In other words, general warnings opinions are not helpful to the jury unless they fit with the case-specific evidence. This ships-in-the-night dynamic often plays out on summary judgment or directed verdict, but it is also a reason why expert evidence should be excluded up front. Through personal experience and preparation to offer his opinions, “Hamrell has to have a sufficient basis for understanding what information is needed by a doctor in making his or her prescribing decision.” Id. at *26.

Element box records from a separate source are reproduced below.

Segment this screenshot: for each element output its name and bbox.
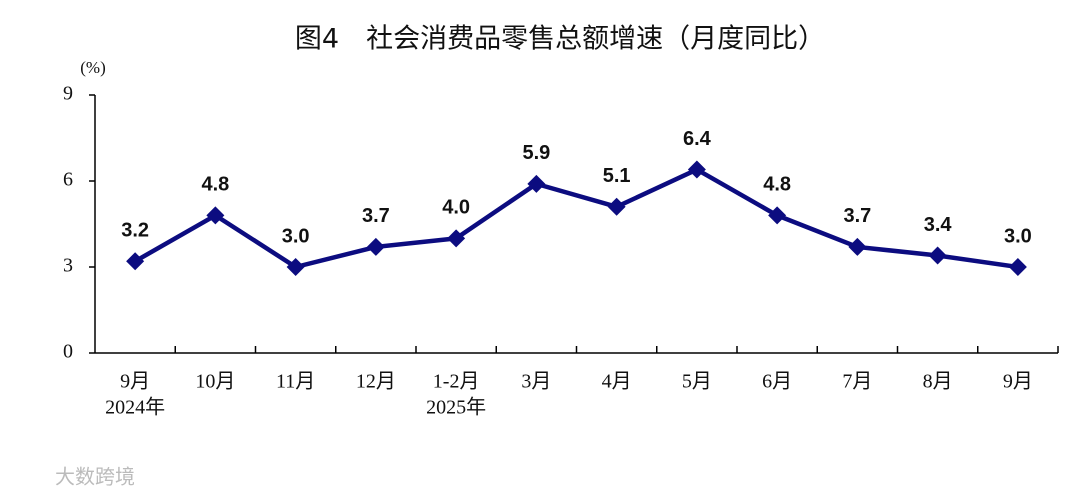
value-label: 4.8 (763, 174, 791, 196)
point (366, 237, 385, 256)
value-label: 3.0 (1004, 225, 1032, 247)
x-tick-label: 3月 (521, 371, 551, 393)
point (1008, 258, 1027, 276)
point (687, 160, 706, 179)
x-tick-label: 9月 (120, 371, 150, 393)
value-label: 4.0 (442, 197, 470, 219)
watermark: 大数跨境 (55, 465, 135, 489)
point (768, 206, 787, 225)
point (206, 206, 225, 225)
x-tick-sublabel: 2024年 (105, 396, 165, 419)
value-label: 5.1 (603, 165, 631, 187)
point (286, 258, 305, 276)
chart-title: 图4 社会消费品零售总额增速（月度同比） (295, 24, 825, 55)
x-tick-label: 8月 (923, 371, 953, 393)
point (527, 174, 546, 193)
y-unit: (%) (80, 58, 105, 77)
point (607, 197, 626, 216)
x-tick-label: 7月 (842, 371, 872, 393)
line (134, 167, 1019, 270)
value-label: 4.8 (201, 174, 229, 196)
value-label: 3.7 (362, 205, 390, 227)
point (126, 252, 145, 271)
y-tick-label: 9 (63, 83, 73, 105)
x-tick-label: 10月 (195, 371, 235, 393)
x-tick-label: 4月 (602, 371, 632, 393)
value-label: 3.2 (121, 220, 149, 242)
x-tick-label: 6月 (762, 371, 792, 393)
y-tick-label: 3 (63, 255, 73, 277)
value-label: 3.7 (843, 205, 871, 227)
point (928, 246, 947, 265)
value-label: 6.4 (683, 128, 712, 150)
value-label: 5.9 (522, 142, 550, 164)
point (848, 237, 867, 256)
x-tick-label: 11月 (276, 371, 315, 393)
x-tick-label: 1-2月 (433, 371, 480, 393)
x-tick-label: 5月 (682, 371, 712, 393)
value-label: 3.4 (924, 214, 953, 236)
value-label: 3.0 (282, 225, 310, 247)
y-tick-label: 6 (63, 169, 73, 191)
x-tick-sublabel: 2025年 (426, 396, 486, 419)
point (447, 229, 466, 248)
x-tick-label: 12月 (356, 371, 396, 393)
x-tick-label: 9月 (1003, 371, 1033, 393)
y-tick-label: 0 (63, 341, 73, 363)
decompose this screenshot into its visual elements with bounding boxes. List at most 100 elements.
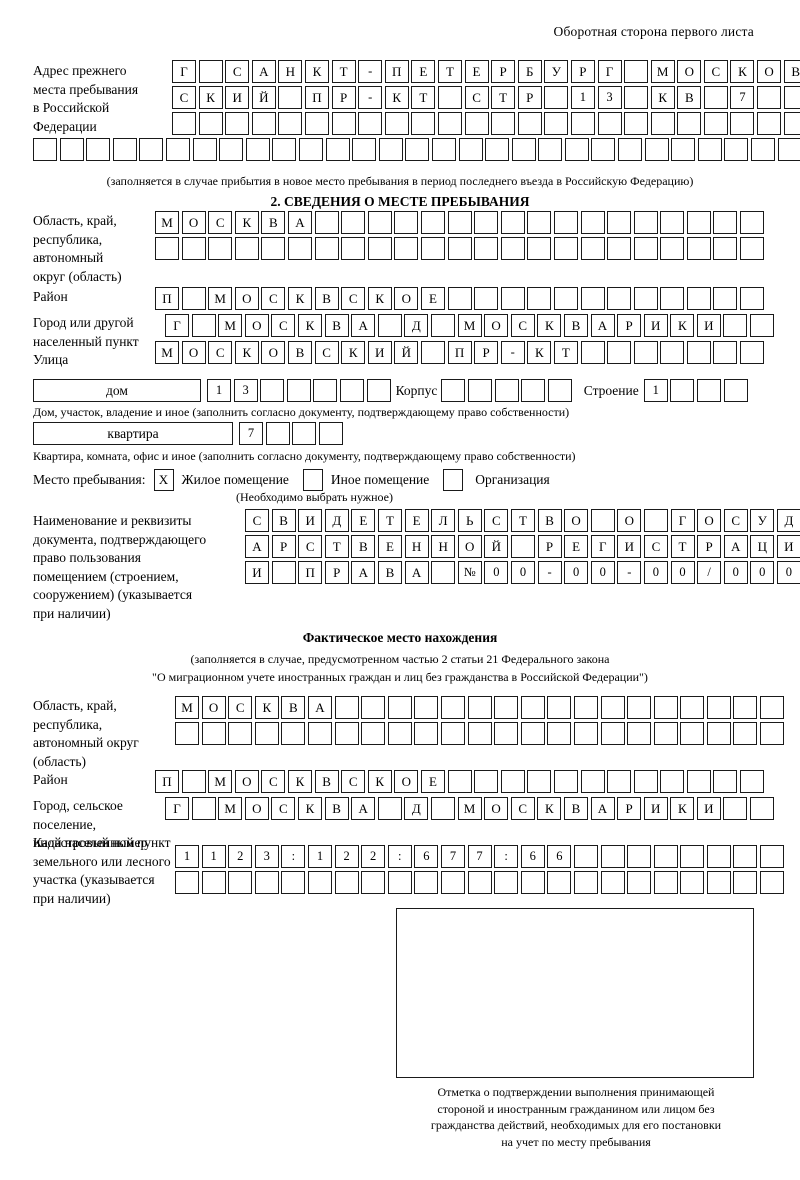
char-cell[interactable] [686,211,711,234]
char-cell[interactable] [437,86,462,109]
char-cell[interactable] [733,722,758,745]
char-cell[interactable] [553,211,578,234]
char-cell[interactable]: В [783,60,800,83]
char-cell[interactable] [430,314,455,337]
char-cell[interactable] [633,287,658,310]
char-cell[interactable] [467,696,492,719]
char-cell[interactable] [366,379,391,402]
char-cell[interactable]: Р [331,86,356,109]
char-cell[interactable]: 3 [254,845,279,868]
char-cell[interactable]: В [287,341,312,364]
char-cell[interactable]: Е [351,509,376,532]
char-cell[interactable] [547,379,572,402]
char-cell[interactable] [367,211,392,234]
char-cell[interactable]: Г [597,60,622,83]
char-cell[interactable]: И [643,797,668,820]
char-cell[interactable]: Г [165,797,189,820]
char-cell[interactable]: О [234,287,259,310]
char-cell[interactable] [544,112,569,135]
char-cell[interactable]: Т [437,60,462,83]
char-cell[interactable] [339,379,364,402]
char-cell[interactable] [86,138,111,161]
char-cell[interactable] [367,237,392,260]
char-cell[interactable] [510,535,535,558]
char-cell[interactable] [760,696,785,719]
char-cell[interactable] [292,422,317,445]
char-cell[interactable] [653,722,678,745]
char-cell[interactable] [361,722,386,745]
char-cell[interactable]: 7 [730,86,755,109]
char-cell[interactable]: : [494,845,519,868]
char-cell[interactable]: Р [517,86,542,109]
char-cell[interactable] [431,138,456,161]
char-cell[interactable] [165,138,190,161]
char-cell[interactable] [600,722,625,745]
char-cell[interactable] [437,112,462,135]
char-cell[interactable] [251,112,276,135]
char-cell[interactable] [405,138,430,161]
char-cell[interactable] [783,86,800,109]
char-cell[interactable] [671,138,696,161]
char-cell[interactable] [198,112,223,135]
char-cell[interactable] [677,112,702,135]
char-cell[interactable] [703,86,728,109]
char-cell[interactable]: 1 [307,845,332,868]
char-cell[interactable] [564,138,589,161]
char-cell[interactable] [553,770,578,793]
char-cell[interactable] [633,237,658,260]
char-cell[interactable]: К [254,696,279,719]
char-cell[interactable]: М [457,314,482,337]
char-cell[interactable] [660,341,685,364]
char-cell[interactable] [740,287,765,310]
char-cell[interactable] [633,341,658,364]
char-cell[interactable]: 1 [207,379,231,402]
char-cell[interactable] [139,138,164,161]
char-cell[interactable]: О [617,509,642,532]
char-cell[interactable] [494,379,519,402]
char-cell[interactable] [228,722,253,745]
char-cell[interactable] [411,112,436,135]
char-cell[interactable]: К [297,797,322,820]
char-cell[interactable] [660,770,685,793]
char-cell[interactable]: К [304,60,329,83]
char-cell[interactable] [278,112,303,135]
char-cell[interactable]: К [537,314,562,337]
char-cell[interactable]: Т [411,86,436,109]
char-cell[interactable] [474,211,499,234]
char-cell[interactable]: 2 [228,845,253,868]
char-cell[interactable] [553,237,578,260]
char-cell[interactable] [520,871,545,894]
char-cell[interactable]: К [297,314,322,337]
char-cell[interactable] [394,211,419,234]
char-cell[interactable]: О [201,696,226,719]
char-cell[interactable] [175,722,199,745]
char-cell[interactable] [287,237,312,260]
char-cell[interactable]: Т [331,60,356,83]
char-cell[interactable]: В [324,314,349,337]
char-cell[interactable] [600,845,625,868]
char-cell[interactable]: О [697,509,722,532]
char-cell[interactable] [650,112,675,135]
char-cell[interactable]: И [617,535,642,558]
char-cell[interactable]: К [287,287,312,310]
char-cell[interactable] [627,845,652,868]
char-cell[interactable]: К [384,86,409,109]
char-cell[interactable]: А [404,561,429,584]
char-cell[interactable] [500,211,525,234]
char-cell[interactable] [757,86,782,109]
char-cell[interactable] [387,871,412,894]
char-cell[interactable]: Р [617,314,642,337]
char-cell[interactable]: А [590,797,615,820]
char-cell[interactable]: К [234,341,259,364]
char-cell[interactable]: - [617,561,642,584]
char-cell[interactable]: № [457,561,482,584]
char-cell[interactable]: В [537,509,562,532]
char-cell[interactable]: 7 [467,845,492,868]
char-cell[interactable]: 0 [723,561,748,584]
char-cell[interactable]: 6 [547,845,572,868]
char-cell[interactable] [467,379,492,402]
char-cell[interactable] [706,871,731,894]
char-cell[interactable] [723,314,748,337]
char-cell[interactable]: Ь [457,509,482,532]
char-cell[interactable] [191,797,216,820]
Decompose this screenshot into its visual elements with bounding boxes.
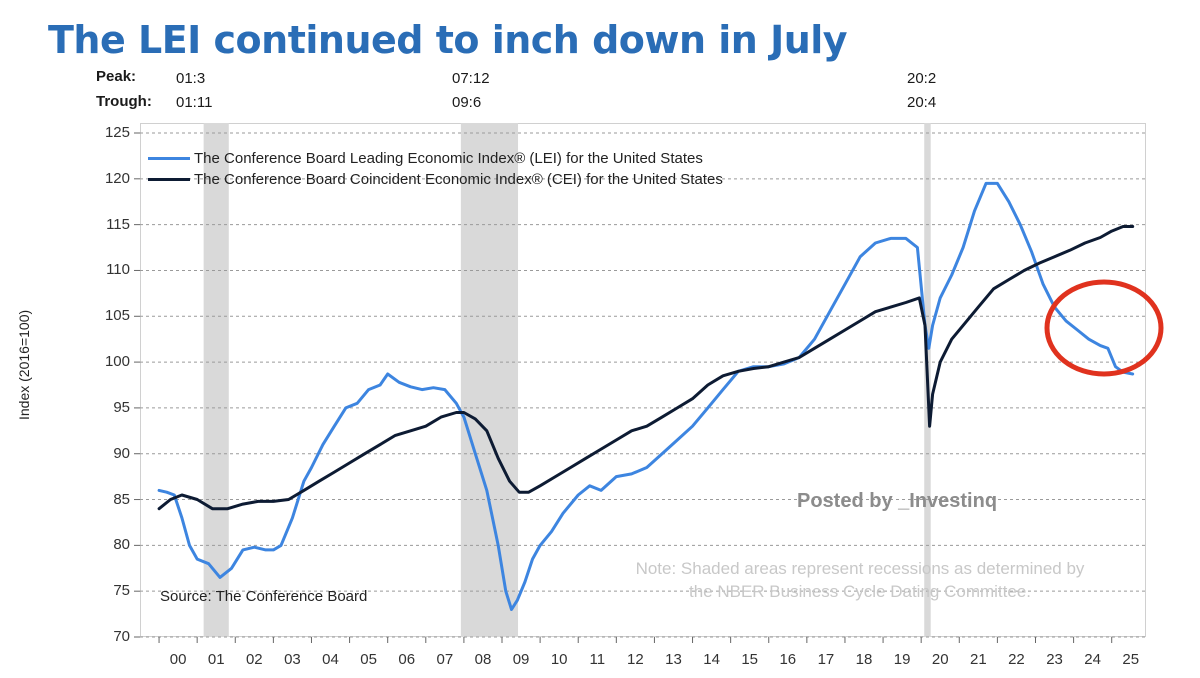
lei-series-line bbox=[157, 181, 1135, 611]
y-tick-label: 110 bbox=[106, 261, 130, 279]
x-tick-label: 06 bbox=[398, 651, 416, 668]
x-tick-label: 14 bbox=[703, 651, 720, 668]
x-tick-label: 00 bbox=[169, 651, 187, 668]
recession-note: Note: Shaded areas represent recessions … bbox=[560, 557, 1160, 603]
plot-area bbox=[140, 123, 1146, 637]
x-tick-label: 02 bbox=[245, 651, 263, 668]
watermark-text: Posted by _Investinq bbox=[797, 490, 998, 512]
y-tick-label: 95 bbox=[113, 398, 130, 416]
x-tick-label: 08 bbox=[474, 651, 492, 668]
recession-2-trough: 09:6 bbox=[452, 94, 482, 111]
peak-label: Peak: bbox=[96, 68, 137, 85]
legend-label-cei: The Conference Board Coincident Economic… bbox=[194, 171, 723, 188]
x-tick-label: 23 bbox=[1046, 651, 1063, 668]
note-line-1: Note: Shaded areas represent recessions … bbox=[635, 559, 1085, 578]
x-tick-label: 18 bbox=[855, 651, 873, 668]
trough-label: Trough: bbox=[96, 93, 152, 110]
x-tick-label: 05 bbox=[360, 651, 377, 668]
cei-series-line bbox=[157, 225, 1135, 511]
y-tick-label: 85 bbox=[113, 490, 130, 508]
x-tick-label: 25 bbox=[1122, 651, 1140, 668]
recession-2-peak: 07:12 bbox=[452, 70, 490, 87]
chart-title: The LEI continued to inch down in July bbox=[48, 18, 848, 62]
recession-3-trough: 20:4 bbox=[907, 94, 937, 111]
x-tick-label: 15 bbox=[741, 651, 759, 668]
recession-1-peak: 01:3 bbox=[176, 70, 206, 87]
y-tick-label: 80 bbox=[113, 536, 130, 554]
recession-3-peak: 20:2 bbox=[907, 70, 937, 87]
x-tick-label: 04 bbox=[322, 651, 339, 668]
x-tick-label: 10 bbox=[550, 651, 568, 668]
x-tick-label: 24 bbox=[1084, 651, 1101, 668]
y-tick-label: 70 bbox=[113, 628, 130, 645]
highlight-circle bbox=[1044, 279, 1164, 377]
x-tick-label: 22 bbox=[1008, 651, 1025, 668]
x-tick-label: 16 bbox=[779, 651, 797, 668]
recession-band-2 bbox=[460, 123, 519, 637]
y-tick-label: 120 bbox=[104, 169, 130, 187]
x-tick-label: 11 bbox=[589, 651, 606, 668]
x-tick-label: 20 bbox=[931, 651, 949, 668]
legend-item-cei: The Conference Board Coincident Economic… bbox=[148, 169, 723, 190]
legend-swatch-lei bbox=[148, 157, 190, 160]
legend-item-lei: The Conference Board Leading Economic In… bbox=[148, 148, 723, 169]
recession-band-1 bbox=[203, 123, 229, 637]
x-tick-label: 01 bbox=[207, 651, 225, 668]
legend: The Conference Board Leading Economic In… bbox=[148, 148, 723, 190]
y-tick-label: 75 bbox=[113, 582, 130, 600]
x-tick-label: 03 bbox=[284, 651, 301, 668]
x-tick-label: 17 bbox=[817, 651, 835, 668]
y-tick-label: 115 bbox=[106, 215, 130, 233]
x-tick-label: 21 bbox=[969, 651, 987, 668]
source-text: Source: The Conference Board bbox=[160, 588, 368, 605]
y-tick-label: 125 bbox=[104, 124, 130, 141]
legend-swatch-cei bbox=[148, 178, 190, 181]
y-tick-label: 100 bbox=[104, 353, 130, 371]
legend-label-lei: The Conference Board Leading Economic In… bbox=[194, 150, 703, 167]
x-tick-label: 12 bbox=[627, 651, 644, 668]
y-axis-label: Index (2016=100) bbox=[16, 309, 32, 420]
x-tick-label: 09 bbox=[512, 651, 530, 668]
y-tick-label: 105 bbox=[104, 307, 130, 325]
note-line-2: the NBER Business Cycle Dating Committee… bbox=[688, 582, 1032, 601]
x-tick-label: 13 bbox=[665, 651, 682, 668]
x-tick-label: 19 bbox=[893, 651, 911, 668]
recession-1-trough: 01:11 bbox=[176, 94, 213, 111]
x-tick-label: 07 bbox=[436, 651, 454, 668]
y-tick-label: 90 bbox=[113, 444, 130, 462]
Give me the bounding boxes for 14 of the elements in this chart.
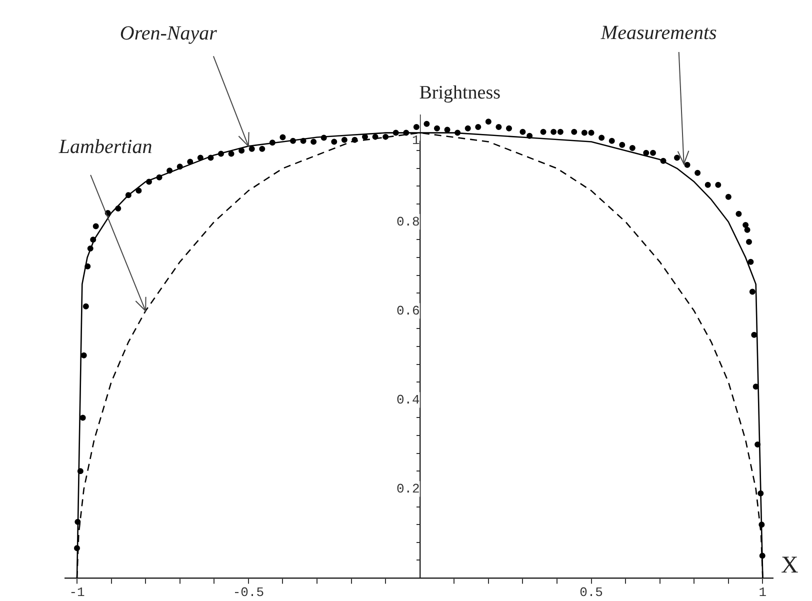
annotation: Oren-Nayar (120, 22, 218, 44)
x-tick-label: -0.5 (232, 585, 264, 600)
y-tick-label: 0.2 (396, 481, 420, 496)
annotation: Measurements (600, 22, 718, 44)
y-tick-label: 0.6 (396, 303, 420, 318)
x-tick-label: -1 (69, 585, 85, 600)
x-axis-title: X (781, 552, 798, 578)
x-tick-label: 1 (758, 585, 767, 600)
annotation: Lambertian (58, 136, 152, 158)
y-tick-label: 0.8 (396, 214, 420, 230)
y-tick-label: 1 (412, 133, 420, 148)
y-tick-label: 0.4 (396, 392, 420, 408)
y-axis-title: Brightness (419, 82, 500, 104)
x-tick-label: 0.5 (580, 585, 603, 600)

Like many others who hold themselves out as experts for plaintiffs in this area, Hamrell was not a doctor, lacked specialized training in how doctors or other people interpret information, and had not bothered to get information on how any doctor had ever interpreted the information actually provided on the drug or the alternative warnings language he proposed. It is to his credit that he actually tried to offer alternative language and that he candidly acknowledged in deposition the lack of support for his opinions on how doctors would interpret it, but we are somewhat surprised that the plaintiff and Hamrell did not come up with something during motion practice to make it seem like he was following a reliable methodology.
As far as we can tell, they did try any much of anything (and we are not offering a roadmap for the other side), so the court was left to methodically fail Hamrell’s labeling opinions against each requirement of Rule 702. His proffered opinions on information in marketing materials and whether the defendant met the old but vague “reasonably prudent pharmaceutical company” standard fell for similar reasons. One thing we find humorous is the attempt to distinguish the exclusion of Hamrell from the pass given Randall Tackett, a similar Ph.D. pharmacology plaintiff expert who has disclaimed expertise in drug labeling, in Bartlett v. Mutual Pharm Co., 678 F.3d 30 (1st Cir. 2012). Id. at *41 n.13. If Hamrell cannot opine on prescription drug labeling, then Tackett cannot opine on the standard of care for a prescription pharmaceutical manufacturer.
This tells us two things. First, even when a court issues a sterling decision in one case, it is loath to say any prior decision was wrong. Second, even when we say we will stick to the facts, there is a good chance we will end up finding something to mock.